Brian HANDWERK- National Geographic News

Fossils of an intriguing new species with a powerful hand may reveal an edgier side of some supposedly peaceful, plant-munching dinosaurs, a new study says.


Sarahsaurus

The discovery of Sarahsaurus aurifontanalis, which roamed North America about 190 million years ago, also boosts the idea that at least some dinosaurs became masters of their domain less by dominance than by opportunistic behaviour and a bit of good luck.

A remarkably complete Sarahsaurus skeleton, found in Arizona, shows that the early Jurassic herbivore was, at 14 feet (4.3 meters) long and 250 pounds (113 kilograms), smaller than its enormous sauropod cousins such as Apatosaurus, which arose later.

Like the sauropods - the largest animals to walk Earth - Sarahsaurus featured a long neck and small head. But the newly identified creature also boasted strong teeth and an unusual clawed hand, that, while only human size, was clearly built for enormous power and leverage, according to paleontologists.

“The dogma is that these animals were herbivores, but these hands and massive claws reopen the door to what they might have been doing with them,” study leader and a paleontologist at the University of Texas Tim Rowe said.

“Looking at the teeth, I think they could have eaten anything that they wanted, so they may have also been scavengers and not pure herbivores.”

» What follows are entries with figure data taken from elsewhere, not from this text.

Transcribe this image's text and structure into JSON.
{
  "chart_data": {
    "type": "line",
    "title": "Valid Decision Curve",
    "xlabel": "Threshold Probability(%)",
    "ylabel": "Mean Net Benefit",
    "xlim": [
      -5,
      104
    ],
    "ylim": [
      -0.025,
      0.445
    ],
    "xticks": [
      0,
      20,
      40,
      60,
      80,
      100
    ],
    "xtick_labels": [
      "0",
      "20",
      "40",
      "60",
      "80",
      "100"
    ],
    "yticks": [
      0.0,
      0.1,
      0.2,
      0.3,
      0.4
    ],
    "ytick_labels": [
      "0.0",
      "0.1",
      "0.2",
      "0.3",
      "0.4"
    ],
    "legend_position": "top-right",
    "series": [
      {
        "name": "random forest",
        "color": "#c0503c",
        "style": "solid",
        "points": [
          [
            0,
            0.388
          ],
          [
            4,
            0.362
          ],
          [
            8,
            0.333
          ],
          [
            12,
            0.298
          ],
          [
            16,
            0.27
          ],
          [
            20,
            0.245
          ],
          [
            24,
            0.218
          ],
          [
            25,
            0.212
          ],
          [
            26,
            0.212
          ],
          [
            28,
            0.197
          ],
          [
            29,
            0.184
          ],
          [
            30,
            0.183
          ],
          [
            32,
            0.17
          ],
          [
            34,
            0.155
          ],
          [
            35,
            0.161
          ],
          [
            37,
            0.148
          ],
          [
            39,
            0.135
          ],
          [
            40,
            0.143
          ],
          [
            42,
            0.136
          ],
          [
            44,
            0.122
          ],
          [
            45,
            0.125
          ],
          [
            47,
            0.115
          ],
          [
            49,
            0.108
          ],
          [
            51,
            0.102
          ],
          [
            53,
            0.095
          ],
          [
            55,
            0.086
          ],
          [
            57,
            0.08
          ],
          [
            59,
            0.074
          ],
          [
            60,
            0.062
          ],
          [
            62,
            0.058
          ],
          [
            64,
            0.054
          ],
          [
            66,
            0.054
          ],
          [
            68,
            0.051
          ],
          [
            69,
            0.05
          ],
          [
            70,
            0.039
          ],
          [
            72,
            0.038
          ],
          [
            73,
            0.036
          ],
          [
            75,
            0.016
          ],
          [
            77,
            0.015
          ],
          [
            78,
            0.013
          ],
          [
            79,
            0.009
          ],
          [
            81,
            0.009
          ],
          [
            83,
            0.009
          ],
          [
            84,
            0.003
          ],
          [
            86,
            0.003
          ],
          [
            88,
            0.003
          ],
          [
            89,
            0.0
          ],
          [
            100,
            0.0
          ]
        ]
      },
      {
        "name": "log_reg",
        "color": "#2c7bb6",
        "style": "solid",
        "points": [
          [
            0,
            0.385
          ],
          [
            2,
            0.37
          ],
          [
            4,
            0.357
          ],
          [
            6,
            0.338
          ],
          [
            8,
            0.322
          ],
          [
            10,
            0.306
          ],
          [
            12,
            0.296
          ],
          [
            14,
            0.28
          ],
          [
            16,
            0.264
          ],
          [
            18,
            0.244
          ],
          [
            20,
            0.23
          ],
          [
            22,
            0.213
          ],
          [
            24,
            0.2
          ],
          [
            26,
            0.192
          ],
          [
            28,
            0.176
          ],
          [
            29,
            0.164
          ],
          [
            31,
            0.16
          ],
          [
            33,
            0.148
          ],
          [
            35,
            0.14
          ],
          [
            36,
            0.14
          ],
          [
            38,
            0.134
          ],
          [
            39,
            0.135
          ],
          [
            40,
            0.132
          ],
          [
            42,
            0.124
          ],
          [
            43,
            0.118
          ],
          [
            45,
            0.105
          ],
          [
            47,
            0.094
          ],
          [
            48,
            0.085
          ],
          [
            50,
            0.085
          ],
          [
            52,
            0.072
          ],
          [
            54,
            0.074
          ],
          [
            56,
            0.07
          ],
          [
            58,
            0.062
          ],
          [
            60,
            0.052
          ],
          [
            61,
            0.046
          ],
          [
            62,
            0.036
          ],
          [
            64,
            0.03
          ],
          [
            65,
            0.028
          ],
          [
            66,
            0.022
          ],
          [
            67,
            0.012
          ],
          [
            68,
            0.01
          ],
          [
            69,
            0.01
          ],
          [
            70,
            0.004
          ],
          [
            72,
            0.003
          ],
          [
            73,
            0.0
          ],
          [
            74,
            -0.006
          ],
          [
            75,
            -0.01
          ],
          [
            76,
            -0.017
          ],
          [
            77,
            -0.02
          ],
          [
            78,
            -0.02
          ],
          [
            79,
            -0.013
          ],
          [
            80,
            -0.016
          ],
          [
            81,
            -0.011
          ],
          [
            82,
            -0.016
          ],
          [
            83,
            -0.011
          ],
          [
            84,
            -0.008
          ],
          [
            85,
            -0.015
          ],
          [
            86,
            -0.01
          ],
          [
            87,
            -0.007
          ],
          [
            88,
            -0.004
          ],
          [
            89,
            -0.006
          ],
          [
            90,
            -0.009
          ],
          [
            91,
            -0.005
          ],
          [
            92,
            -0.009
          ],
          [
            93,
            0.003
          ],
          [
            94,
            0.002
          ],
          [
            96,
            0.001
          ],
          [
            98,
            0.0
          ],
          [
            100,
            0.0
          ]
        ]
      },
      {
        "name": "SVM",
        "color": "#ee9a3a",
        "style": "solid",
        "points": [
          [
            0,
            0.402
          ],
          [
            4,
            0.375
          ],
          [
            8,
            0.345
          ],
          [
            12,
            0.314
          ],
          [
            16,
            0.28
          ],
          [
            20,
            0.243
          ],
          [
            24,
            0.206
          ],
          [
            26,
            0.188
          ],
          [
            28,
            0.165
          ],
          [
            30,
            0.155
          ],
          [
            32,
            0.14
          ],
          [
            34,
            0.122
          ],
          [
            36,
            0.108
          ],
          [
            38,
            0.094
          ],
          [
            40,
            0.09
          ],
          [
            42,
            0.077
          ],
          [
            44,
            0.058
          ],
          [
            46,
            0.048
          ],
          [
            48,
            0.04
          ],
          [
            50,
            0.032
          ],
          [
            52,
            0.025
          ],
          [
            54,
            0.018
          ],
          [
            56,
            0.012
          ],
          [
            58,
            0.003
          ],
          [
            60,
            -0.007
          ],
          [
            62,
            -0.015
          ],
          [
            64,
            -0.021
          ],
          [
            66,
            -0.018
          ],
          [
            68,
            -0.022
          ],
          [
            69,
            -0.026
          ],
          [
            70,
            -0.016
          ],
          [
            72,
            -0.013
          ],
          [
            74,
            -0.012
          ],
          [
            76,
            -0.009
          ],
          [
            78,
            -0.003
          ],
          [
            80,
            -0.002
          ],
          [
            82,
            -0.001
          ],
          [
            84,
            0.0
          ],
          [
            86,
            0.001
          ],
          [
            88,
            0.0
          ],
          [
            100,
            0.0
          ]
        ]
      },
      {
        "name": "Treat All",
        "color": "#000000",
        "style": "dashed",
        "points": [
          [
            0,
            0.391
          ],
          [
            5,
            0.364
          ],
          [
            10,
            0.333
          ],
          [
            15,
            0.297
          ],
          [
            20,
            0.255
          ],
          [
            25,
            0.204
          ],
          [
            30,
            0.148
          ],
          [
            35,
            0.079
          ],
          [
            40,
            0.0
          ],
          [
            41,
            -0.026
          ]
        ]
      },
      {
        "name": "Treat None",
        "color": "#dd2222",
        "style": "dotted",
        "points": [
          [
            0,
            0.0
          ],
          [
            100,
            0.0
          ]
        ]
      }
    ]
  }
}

Mass extinction prompted dinosaur migration

Beyond its bizarre appearance, the new species lends support to the relatively new view that dinosaurs came to dominate North America by being opportunistic, not necessarily by overpowering their competitors.

Dinosaurs, including Sarahsaurus, are generally believed to have originated in South America - then part of the ancient southern super continent Pangaea. But how and why they conquered the rest of the world is a matter of more debate.

By dating bones of Sarahsaurus and two other previously described species, scientists suggest that sauropod ancestors migrated to North America in several waves after the Triassic-Jurassic mass extinction killed off the dinosaurs’ North American competition 200 million years ago.

“It’s not as if they stormed the beaches,” Rowe noted.

“They had to wait for this natural catastrophe to empty the neighbourhood. So they were opportunists, not completely superior invaders.

The poignant story to me is that of recovery after a great extinction.”

The Sarahsaurus skeleton also spurred a reanalysis of existing fossil fragments in other species, Rowe said. For instance, the team now asserts that sauropods were completely absent in North America prior to the Triassic-Jurassic extinction that wiped out more than half of the planet’s species.